As I have noted previously, and 27 State Attorneys General concurred recently in an amicus brief for the Supreme Court, such arbitrary power threatens every ongoing and future public construction project that requires a Clean Water Act permit, which puts billions of taxpayer dollars and much-needed jobs at greater risk.
In 2012, the U.S. District Court for the District of Columbia ruled against EPA, accusing it of “magical thinking” in justifying its claim that it has the right to retroactively veto a permit. However, the U.S. Court of Appeals for the D.C. circuit overturned that ruling last year.
I said at the time that the decision would open the floodgates to disrupting coal mining in West Virginia and that Congressional action is needed.
Last year, I introduced the Clean Water Cooperative Federalism Act, legislation approved by the House, at my urging, on a bipartisan basis in the previous Congress, to prevent the EPA’s overreach in the Clean Water Act permitting process.
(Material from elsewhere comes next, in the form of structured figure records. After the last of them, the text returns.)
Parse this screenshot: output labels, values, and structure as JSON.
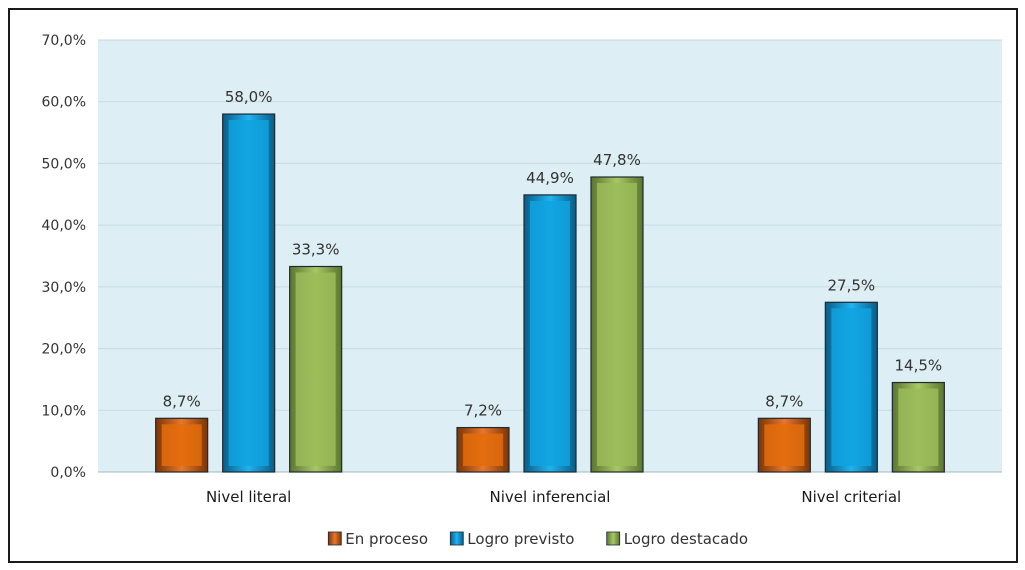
{
  "chart_data": {
    "type": "bar",
    "categories": [
      "Nivel literal",
      "Nivel inferencial",
      "Nivel criterial"
    ],
    "series": [
      {
        "name": "En proceso",
        "values": [
          8.7,
          7.2,
          8.7
        ],
        "labels": [
          "8,7%",
          "7,2%",
          "8,7%"
        ],
        "color": "#e36c0a"
      },
      {
        "name": "Logro previsto",
        "values": [
          58.0,
          44.9,
          27.5
        ],
        "labels": [
          "58,0%",
          "44,9%",
          "27,5%"
        ],
        "color": "#0fa3e0"
      },
      {
        "name": "Logro destacado",
        "values": [
          33.3,
          47.8,
          14.5
        ],
        "labels": [
          "33,3%",
          "47,8%",
          "14,5%"
        ],
        "color": "#9bbb59"
      }
    ],
    "yticks": [
      "0,0%",
      "10,0%",
      "20,0%",
      "30,0%",
      "40,0%",
      "50,0%",
      "60,0%",
      "70,0%"
    ],
    "ylim": [
      0,
      70
    ],
    "grid": true,
    "legend": "bottom",
    "plot_background": "#ddeef4"
  }
}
I was joined by Rep. John Mica, a Republican from Florida and former Committee Chairman, in introducing the bipartisan bill.
My bill would place limits on EPA’s ability to veto dredge and fill permits previously issued by the Army Corps of Engineers, as EPA did with the Spruce Mine permit. It also would help to speed up the permitting process and rein in EPA, which has imposed new criteria for permits that have stymied the process.
When the Supreme Court recently opted not to review the appellate court’s ruling, which affirmed the EPA’s retroactive revocation of a mining permit for the Spruce Mine, I again pushed for Congressional action to put an end to the EPA’s Clean Water Act permitting overreaches – which resulted in the Committee’s approval of Rep. David McKinley’s bill to rein in the EPA’s veto authority.
My position on this matter has been consistent and unmistakably clear. The EPA’s overreach threatens coal industry jobs, but it’s also a direct threat to economic activity in communities across the country. If allowed to stand, this decision opens the door for the Agency to shut down a coal mine or stop all manner of industrial activity with an unrestricted flick of its veto pen.
The EPA is not merely taking away a piece of paper when it vetoes a permit. It is taking away the ability of our coal miners to earn an honest living and provide for their families. It is for their sake that I have been fighting all these years to rein in this abusive agency.
(Editor’s note: U.S. Rep. Nick Rahall (D-WV) represents West Virginia’s Third Congressional District.)